The court reaffirmed its desire to have states deal with these issues. On June 19, the justices ordered a lower court to consider whether a man can sue his Pennsylvania HMO for allegedly rendering him a quadriplegic by providing inadequate care.
Also that day, the justices turned down an appeal from an HMO that wanted to avoid being sued by a New Jersey couple whose infant daughter died after being sent home from the hospital one day after birth.
The Herdrich case was the first of what promises to be a long line of cases against health plans to come before state and federal courts.
Reed says it's difficult to predict whether this ruling will stem the flow of cases filed against health plans. "The only thing that slows down the flood of cases is the prospect of not recovering any money," he says. But the Herdrich ruling "clearly takes away a big piece of the plaintiff's claim."

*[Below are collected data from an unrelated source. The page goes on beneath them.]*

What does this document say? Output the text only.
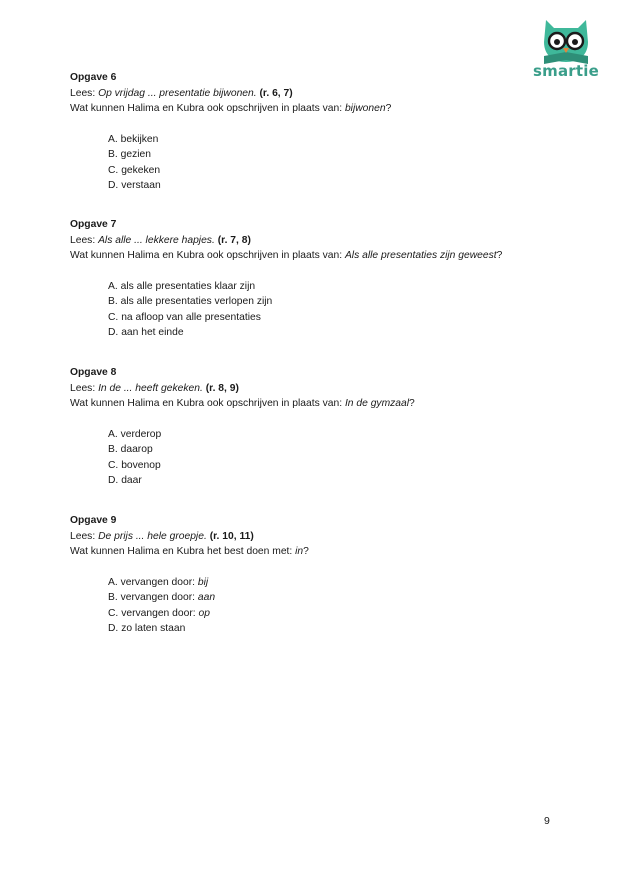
smartie
Opgave 6
Lees: Op vrijdag ... presentatie bijwonen. (r. 6, 7)
Wat kunnen Halima en Kubra ook opschrijven in plaats van: bijwonen?
A. bekijken
B. gezien
C. gekeken
D. verstaan
Opgave 7
Lees: Als alle ... lekkere hapjes. (r. 7, 8)
Wat kunnen Halima en Kubra ook opschrijven in plaats van: Als alle presentaties zijn geweest?
A. als alle presentaties klaar zijn
B. als alle presentaties verlopen zijn
C. na afloop van alle presentaties
D. aan het einde
Opgave 8
Lees: In de ... heeft gekeken. (r. 8, 9)
Wat kunnen Halima en Kubra ook opschrijven in plaats van: In de gymzaal?
A. verderop
B. daarop
C. bovenop
D. daar
Opgave 9
Lees: De prijs ... hele groepje. (r. 10, 11)
Wat kunnen Halima en Kubra het best doen met: in?
A. vervangen door: bij
B. vervangen door: aan
C. vervangen door: op
D. zo laten staan
9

However, Kanwit argues that the ruling "completely takes the wind out of their sails," she says, referring to the dozens of lawsuits filed in state and federal courts against health plans alleging everything from mail fraud to racketeering.
"It makes no sense to me at all that the wool has been pulled over (the public's) eyes," she says, referring to the suits that claim HMOs deceive enrollees. "It's common knowledge," she says, "that HMOs make money by rationing care. To say that people don't know . . . is really kind of insulting to individuals."